Cependant, les acteurs américains ne sont pas seuls à s’être penchés sur le sujet. En France, OVH et Jaguar Networks proposent eux aussi des services identiques. Le français Cedexis a quant à lui choisi d’adopter une stratégie particulière d’optimisation de la livraison des contenus. « Il faut considérer Cedexis davantage comme une couche d’intelligence placée au-dessus des CDN. Cedexis analyse la qualité de service des prestataires d’hébergement et de diffusion de contenus. Après cette analyse de performance, la solution de Cedexis aiguille le contenu vers le meilleur CDN », précise Nicolas Guillaume.
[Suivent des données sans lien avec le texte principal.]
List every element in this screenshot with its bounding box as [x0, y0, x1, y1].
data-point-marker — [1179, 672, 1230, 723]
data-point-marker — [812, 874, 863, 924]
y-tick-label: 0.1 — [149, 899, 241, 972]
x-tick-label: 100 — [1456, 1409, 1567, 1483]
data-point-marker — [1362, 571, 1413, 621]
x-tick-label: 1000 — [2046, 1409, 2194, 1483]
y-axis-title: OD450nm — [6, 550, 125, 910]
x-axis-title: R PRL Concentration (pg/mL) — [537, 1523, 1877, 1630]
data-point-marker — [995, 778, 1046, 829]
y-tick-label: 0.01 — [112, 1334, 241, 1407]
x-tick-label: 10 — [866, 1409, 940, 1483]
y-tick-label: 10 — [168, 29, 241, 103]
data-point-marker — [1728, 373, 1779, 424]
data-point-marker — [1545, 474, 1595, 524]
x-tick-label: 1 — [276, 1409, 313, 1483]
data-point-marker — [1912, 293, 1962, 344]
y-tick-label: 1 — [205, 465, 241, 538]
Dans cette chaîne de valeur, les équipementiers possèdent un rôle un peu à part. Contrairement à Akamai, Level 3 ou Limelight, Alcatel-Lucent ou Ericsson vendent les technologies aux équipementiers sans pour autant se lancer dans l’exploitation d’un CDN. « Nous fournissons la technologie à nos clients, mais n’opérons pas de CDN en propre » explique Olivier de Turckheim, chef produit Media Delivery Network chez Ericsson. Depuis plusieurs mois, la technologie d’Ericsson est déployée chez un opérateur russe. Celle-ci lui permet de gérer 1 To de débit à travers 30 000 villes dans toute la Russie. « Il s’agit de notre plus gros déploiement », affirme le responsable de chez Ericsson. Alcatel-Lucent procède de manière analogue. « Nous vendons nos technologies aux opérateurs et aux câblo-opérateurs pour qu’ils puissent gérer leur propre contenu », indique Roland Mestrie.